住宅ローンやカードローンなどの返済を滞納していると、やがて財産を差押えられてしまい競売などに掛けられて強制的に売却されて換価されたり、給料を差押えられたりすることになりますが、税金の滞納によっても国税徴収法、地方税法などを根拠法令として給料などを差押えられることがあります。
この税金滞納による差押えは、債務整理によって解除できたり、帳消しにしたりすることができるのでしょうか。
債務整理とは何か
多額の借金を背負ってしまって返済を続けようにも続けられない状態になってしまったとき、債務者を救済するために法律で定められた手続きに債務整理という方法があります。
債務整理に定められた借金の整理方法には、「任意整理」、「民事再生(個人再生)」、「自己破産」の3つがあります。それぞれに特徴がありますが、法的に借金の見直し、整理を行って、借金を減らしたり、帳消しにしたりすることで借金に苦しんでいる人を救済することが共通した目的です。

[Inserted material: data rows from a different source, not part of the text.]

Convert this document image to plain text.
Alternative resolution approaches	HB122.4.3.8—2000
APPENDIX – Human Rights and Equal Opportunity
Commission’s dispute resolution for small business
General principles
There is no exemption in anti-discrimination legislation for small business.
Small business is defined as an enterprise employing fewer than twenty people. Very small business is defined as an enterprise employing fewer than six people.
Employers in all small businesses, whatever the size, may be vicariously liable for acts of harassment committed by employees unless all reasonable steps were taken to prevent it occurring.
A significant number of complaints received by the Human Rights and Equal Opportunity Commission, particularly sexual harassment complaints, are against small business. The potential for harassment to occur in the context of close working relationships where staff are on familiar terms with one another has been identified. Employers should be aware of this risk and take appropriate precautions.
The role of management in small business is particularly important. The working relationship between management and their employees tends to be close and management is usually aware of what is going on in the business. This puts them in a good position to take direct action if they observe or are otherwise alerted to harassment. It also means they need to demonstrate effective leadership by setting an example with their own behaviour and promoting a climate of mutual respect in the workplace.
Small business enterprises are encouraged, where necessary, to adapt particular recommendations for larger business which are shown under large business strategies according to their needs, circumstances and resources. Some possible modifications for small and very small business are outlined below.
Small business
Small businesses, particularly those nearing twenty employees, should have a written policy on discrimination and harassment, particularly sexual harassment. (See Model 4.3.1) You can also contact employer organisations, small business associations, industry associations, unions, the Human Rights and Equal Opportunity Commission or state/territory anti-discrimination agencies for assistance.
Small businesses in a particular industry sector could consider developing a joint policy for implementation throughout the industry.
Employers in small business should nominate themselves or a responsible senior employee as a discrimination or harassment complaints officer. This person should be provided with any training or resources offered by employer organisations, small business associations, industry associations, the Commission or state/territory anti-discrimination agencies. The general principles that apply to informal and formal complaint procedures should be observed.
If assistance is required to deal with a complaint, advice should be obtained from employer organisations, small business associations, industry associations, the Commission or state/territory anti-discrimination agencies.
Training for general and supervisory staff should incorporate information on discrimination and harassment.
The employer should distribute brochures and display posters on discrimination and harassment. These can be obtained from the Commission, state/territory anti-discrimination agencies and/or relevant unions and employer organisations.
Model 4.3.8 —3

この債務整理の方法のうち、「民事再生(個人再生)」または「自己破産」を行うと、「強制執行停止の申立」によって給与などの差押えを解除させることができます。しかし、一番簡単に取り組むことができる任意整理では差押えを解除することができませんので注意が必要です。
ところで税金の滞納による差押えであっても、債務整理を行うことで解除することが可能なのでしょうか。
税金の滞納は解除不可
多額の借金に苦しんでいるとカードローンなどの民間の借金返済だけでなく、固定資産税などの税金の支払いも苦しくなってきます。民間業者からの借金は、抵当権等の担保権の設定が無い場合には、債務名義の裁判が行われ、財産の差押えが行われます。しかし、税金の滞納の場合には、根拠法令が異なるため裁判不要で財産を差押えることが可能です。
そして税金滞納による差押えは、「民事再生(個人再生)」または「自己破産」による「強制執行停止の申立」では、解除することができません。
税金滞納には十分な注意が必要
税金の滞納によって、いったん差押えをされてしまうと、それを解除するのは民間の差押えと異なり、なかなか難しいです。税金の滞納による差押えがあると再生計画の履行可能性が疑問視されるため、「民事再生(個人再生)」の再生計画が認可されないこともあります。
もし、今後債務整理を行うことを考えているのでしたら、債務整理実行の妨げになることの無いように、税金滞納による差押え予告書などの通知を受けた場合には、誠意をもって対応し、分割払いなどで支払う意思などをみせて差押えを回避することが大切です。